Cancer immunoprevention is the prevention of cancer onset with immunological means such as vaccines, immunostimulators or antibodies. Cancer immunoprevention is conceptually different from cancer immunotherapy, which aims at stimulating immunity in patients only after tumor onset, however the same immunological means can be used both in immunoprevention and in immunotherapy.

Immunoprevention of tumors caused by viruses
Immunoprevention of tumors caused by viruses or other infectious agents aims at preventing or curing infection before the onset of cancer. Effective vaccines are available for use in humans.
Some tumor types in humans and in animals are the consequence of viral infections. In humans the most frequent viral tumors are liver cancer (also called hepatocellular carcinoma), arising in a small proportion of patients with chronic infection by hepatitis B virus (HBV) or hepatitis C virus (HCV), and carcinoma of the uterine cervix (also called cervical cancer), caused by human papilloma virus (HPV). Altogether these two tumors make 10% of all human cancers, affecting almost one million new patients each year worldwide.
The HBV vaccine, now in worldwide use, was shown to reduce the incidence of liver carcinoma. Cancer immunoprevention by the HBV vaccine can be thought of as a beneficial side effect of vaccine developed and used to prevent hepatitis B. This is not the case with HPV vaccines, which were primarily developed for cancer prevention. Clinical trials showed that HPV vaccines can prevent HPV infection and carcinogenesis almost completely; these results led to vaccine approval by regulatory agencies in USA and Europe.

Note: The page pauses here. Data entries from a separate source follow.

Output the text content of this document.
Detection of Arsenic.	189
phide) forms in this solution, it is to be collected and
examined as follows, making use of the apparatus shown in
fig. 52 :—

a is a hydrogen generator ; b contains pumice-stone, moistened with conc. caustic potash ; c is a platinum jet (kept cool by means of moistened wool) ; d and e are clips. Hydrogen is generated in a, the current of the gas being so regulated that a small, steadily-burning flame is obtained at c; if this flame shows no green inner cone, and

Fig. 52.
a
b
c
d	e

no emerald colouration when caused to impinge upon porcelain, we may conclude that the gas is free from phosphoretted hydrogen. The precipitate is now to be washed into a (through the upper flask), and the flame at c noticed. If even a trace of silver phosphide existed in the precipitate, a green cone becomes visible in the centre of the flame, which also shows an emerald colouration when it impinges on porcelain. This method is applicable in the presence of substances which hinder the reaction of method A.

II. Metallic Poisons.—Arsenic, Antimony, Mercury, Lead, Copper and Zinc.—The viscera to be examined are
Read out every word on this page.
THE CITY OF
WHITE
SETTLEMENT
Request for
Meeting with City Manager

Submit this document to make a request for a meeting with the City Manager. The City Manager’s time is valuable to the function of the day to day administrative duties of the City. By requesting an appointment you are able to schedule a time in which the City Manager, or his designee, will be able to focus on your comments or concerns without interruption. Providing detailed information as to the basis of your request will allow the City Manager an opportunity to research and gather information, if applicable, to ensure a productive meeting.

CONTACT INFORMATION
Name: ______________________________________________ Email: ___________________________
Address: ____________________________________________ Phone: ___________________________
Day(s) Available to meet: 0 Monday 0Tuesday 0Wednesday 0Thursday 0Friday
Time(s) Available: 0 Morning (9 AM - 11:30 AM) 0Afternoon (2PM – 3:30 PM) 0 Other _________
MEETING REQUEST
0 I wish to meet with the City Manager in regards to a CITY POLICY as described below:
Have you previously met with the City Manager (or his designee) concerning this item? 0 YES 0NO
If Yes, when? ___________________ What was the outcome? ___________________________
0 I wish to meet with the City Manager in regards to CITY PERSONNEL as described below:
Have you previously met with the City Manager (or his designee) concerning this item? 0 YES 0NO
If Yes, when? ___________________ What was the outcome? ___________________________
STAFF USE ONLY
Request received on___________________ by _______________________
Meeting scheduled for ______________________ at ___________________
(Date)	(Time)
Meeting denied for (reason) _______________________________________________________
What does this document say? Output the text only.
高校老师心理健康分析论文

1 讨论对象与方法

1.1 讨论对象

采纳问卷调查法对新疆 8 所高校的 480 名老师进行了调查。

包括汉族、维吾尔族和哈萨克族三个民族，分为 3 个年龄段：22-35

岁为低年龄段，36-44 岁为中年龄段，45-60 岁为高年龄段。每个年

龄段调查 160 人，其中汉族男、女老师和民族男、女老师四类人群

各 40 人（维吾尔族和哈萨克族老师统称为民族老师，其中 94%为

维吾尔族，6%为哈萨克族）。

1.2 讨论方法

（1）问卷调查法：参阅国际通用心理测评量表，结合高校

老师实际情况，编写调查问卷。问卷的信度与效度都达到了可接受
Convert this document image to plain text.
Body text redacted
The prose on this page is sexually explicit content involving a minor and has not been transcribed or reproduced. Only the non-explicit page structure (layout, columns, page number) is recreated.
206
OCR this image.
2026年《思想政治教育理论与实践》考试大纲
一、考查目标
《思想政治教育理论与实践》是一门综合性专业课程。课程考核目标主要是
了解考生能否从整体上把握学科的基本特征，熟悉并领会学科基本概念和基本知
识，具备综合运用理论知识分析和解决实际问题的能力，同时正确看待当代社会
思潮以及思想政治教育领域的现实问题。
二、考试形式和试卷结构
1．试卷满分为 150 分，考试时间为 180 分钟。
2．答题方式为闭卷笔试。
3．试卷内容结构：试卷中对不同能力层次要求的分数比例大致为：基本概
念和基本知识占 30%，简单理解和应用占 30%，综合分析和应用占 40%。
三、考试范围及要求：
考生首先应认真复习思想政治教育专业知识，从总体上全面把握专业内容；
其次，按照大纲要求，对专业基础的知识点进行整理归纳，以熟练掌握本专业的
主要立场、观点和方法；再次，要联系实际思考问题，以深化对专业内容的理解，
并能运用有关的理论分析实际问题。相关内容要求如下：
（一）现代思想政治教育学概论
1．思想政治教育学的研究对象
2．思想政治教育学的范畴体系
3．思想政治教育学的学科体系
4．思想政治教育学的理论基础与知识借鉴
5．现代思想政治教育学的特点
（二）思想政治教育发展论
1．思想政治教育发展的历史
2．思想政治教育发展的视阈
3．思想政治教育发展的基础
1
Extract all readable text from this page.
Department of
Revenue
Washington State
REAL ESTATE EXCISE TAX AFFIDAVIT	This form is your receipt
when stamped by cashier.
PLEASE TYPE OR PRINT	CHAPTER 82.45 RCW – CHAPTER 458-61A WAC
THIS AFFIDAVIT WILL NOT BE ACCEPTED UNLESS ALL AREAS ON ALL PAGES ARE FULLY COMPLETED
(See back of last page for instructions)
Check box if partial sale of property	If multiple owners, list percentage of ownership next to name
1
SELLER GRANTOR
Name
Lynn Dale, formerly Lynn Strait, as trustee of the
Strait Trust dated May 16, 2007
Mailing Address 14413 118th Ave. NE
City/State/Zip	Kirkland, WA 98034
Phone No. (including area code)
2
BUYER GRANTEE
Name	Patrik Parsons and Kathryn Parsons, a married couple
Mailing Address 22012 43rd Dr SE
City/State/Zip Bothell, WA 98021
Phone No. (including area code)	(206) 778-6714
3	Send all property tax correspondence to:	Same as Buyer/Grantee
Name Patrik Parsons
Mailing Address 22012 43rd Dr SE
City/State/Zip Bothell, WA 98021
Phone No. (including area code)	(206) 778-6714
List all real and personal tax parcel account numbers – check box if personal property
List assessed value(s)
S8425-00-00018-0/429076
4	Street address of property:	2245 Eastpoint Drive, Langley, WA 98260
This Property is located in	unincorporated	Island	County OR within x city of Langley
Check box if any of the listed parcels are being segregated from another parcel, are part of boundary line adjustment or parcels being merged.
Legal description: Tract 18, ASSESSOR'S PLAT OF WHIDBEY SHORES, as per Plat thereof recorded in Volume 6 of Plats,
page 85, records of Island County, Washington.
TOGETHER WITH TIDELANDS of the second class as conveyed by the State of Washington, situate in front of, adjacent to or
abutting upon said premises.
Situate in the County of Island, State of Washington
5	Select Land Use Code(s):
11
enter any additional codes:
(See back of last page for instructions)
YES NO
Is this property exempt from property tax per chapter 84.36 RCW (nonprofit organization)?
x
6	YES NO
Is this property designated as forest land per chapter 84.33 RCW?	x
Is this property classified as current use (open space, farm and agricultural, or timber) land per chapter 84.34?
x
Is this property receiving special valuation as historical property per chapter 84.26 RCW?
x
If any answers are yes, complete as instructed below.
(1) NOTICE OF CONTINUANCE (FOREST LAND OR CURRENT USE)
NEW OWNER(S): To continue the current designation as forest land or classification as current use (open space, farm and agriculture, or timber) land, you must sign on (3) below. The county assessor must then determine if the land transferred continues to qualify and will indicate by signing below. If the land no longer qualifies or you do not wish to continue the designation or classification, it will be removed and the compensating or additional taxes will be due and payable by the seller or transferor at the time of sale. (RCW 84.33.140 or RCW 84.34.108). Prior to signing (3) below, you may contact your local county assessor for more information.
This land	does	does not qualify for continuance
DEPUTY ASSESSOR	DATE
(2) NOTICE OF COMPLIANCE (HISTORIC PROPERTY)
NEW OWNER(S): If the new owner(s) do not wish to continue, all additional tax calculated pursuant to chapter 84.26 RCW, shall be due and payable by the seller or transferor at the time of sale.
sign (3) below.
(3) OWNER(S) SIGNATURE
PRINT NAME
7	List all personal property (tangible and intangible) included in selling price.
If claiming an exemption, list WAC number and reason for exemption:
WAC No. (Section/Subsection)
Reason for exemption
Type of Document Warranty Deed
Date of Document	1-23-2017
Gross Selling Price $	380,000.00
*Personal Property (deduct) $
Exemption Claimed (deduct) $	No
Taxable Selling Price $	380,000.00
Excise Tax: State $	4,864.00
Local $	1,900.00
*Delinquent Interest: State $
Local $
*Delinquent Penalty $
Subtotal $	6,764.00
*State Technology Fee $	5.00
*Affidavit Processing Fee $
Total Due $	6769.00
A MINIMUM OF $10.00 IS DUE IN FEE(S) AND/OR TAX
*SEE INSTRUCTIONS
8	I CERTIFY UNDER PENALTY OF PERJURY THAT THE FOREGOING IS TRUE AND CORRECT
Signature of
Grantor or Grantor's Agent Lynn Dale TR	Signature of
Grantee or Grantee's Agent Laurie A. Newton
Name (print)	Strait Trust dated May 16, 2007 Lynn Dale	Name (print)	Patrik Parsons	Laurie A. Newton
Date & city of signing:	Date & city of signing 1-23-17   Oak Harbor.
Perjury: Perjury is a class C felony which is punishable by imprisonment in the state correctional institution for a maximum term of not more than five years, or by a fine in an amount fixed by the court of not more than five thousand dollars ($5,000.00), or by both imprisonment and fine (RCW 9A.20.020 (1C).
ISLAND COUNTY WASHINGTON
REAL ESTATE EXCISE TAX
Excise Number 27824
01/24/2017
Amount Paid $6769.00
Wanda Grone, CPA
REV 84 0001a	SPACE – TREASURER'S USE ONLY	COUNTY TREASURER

Immunoprevention of non-infectious tumors
Is it possible to devise immunopreventive strategies for tumors not caused by infectious agents? The challenge is to predict in each individual the risk of specific cancer types and to design immune strategies targeting these cancer types. This is not yet feasible in humans, thus immunoprevention of non-infectious tumors is at a preclinical stage of development.
Effective immunoprevention of various types of cancer was obtained in murine models of cancer risk, in particular in transgenic mice harboring activated oncogenes, thus demonstrating that activation of the immune system in healthy hosts can indeed prevent carcinogenesis. Both non-specific immune stimuli, like cytokines and other immunostimulators, and vaccines containing a specific antigen were active in mouse models; combinations of both types of agents yielded the best results, up to an almost complete, long-term block of carcinogenesis in models of aggressive cancer development.

Immune mechanisms
Two main protective mechanisms elicited by cancer immunoprevention in various mouse models were cytokines released by T cells, in particular gamma-interferon, and cytotoxic antibodies against the target antigen. This is at variance with cancer immunotherapy administered to cure existing tumors, which is mainly based on cytotoxic T lymphocytes (CTL). The lack of a relevant CTL response in long-term immunoprevention is thought to be an advantage, because chronic CTL activation is severely toxic for the host. In contrast circulating antibodies provide long-term protection without toxic side effects. A similar situation happens in viral immunity, acute infections are resolved by CTL, whereas long term immunity from reinfection is provided by antibodies.
Both gamma-interferon and antibodies prevent tumor growth in multiple ways. Gamma-interferon activates T, natural killer and B cells, inhibits angiogenesis and tumor invasiveness, stimulates major histocompatibility complex expression in tumor cells and inhibits cell proliferation. Antibodies binding to antigens on the surface of cells trigger lytic mechanisms mediated by the complement system (complement-mediated cytotoxicity) or by leukocytes carrying Fc receptors (antibody-dependent cell-mediated cytotoxicity, ADCC). Moreover, antibody binding interferes with the cellular functions of the target antigen, causing its internalization or hampering molecular interactions, eventually blocking downstream signaling. If the target antigen controls cell growth (e.g. if it is the product of an oncogene), then a block of signaling can disrupt the carcinogenic process. Surface antigens causally involved in carcinogenesis are called oncoantigens.

Clinical development and risks
The success of cancer immunoprevention in preclinical models suggests that it might have an impact also in humans. The main problems to be solved are the definition of appropriate human applications and of the risks for human health.
Application to the general population, as is being done for vaccines against HBV and HPV, is currently unfeasible, because it would require a precise individual prediction of the risk of cancer. Subgroups at high risk of developing a defined type of tumor, for example families with hereditary cancer or individuals with preneoplastic lesions, are the natural candidates for immunoprevention of non-infectious tumors. It has also been suggested that immunopreventive strategies can have therapeutic effects against metastases, hence early human trials could aim at cancer therapy rather than prevention.
The main risk of prolonged immune stimulation for cancer prevention is the development of autoimmune diseases. Most antitumor immune responses are autoimmune, because most tumor antigens are also expressed by normal cells, but it must be considered that autoimmune responses do not necessarily evolve into autoimmune diseases. The limited autoimmunity triggered by cancer immunoprevention did not cause overt autoimmune diseases in preclinical mouse studies, however this is an issue that will require careful monitoring in early clinical trials.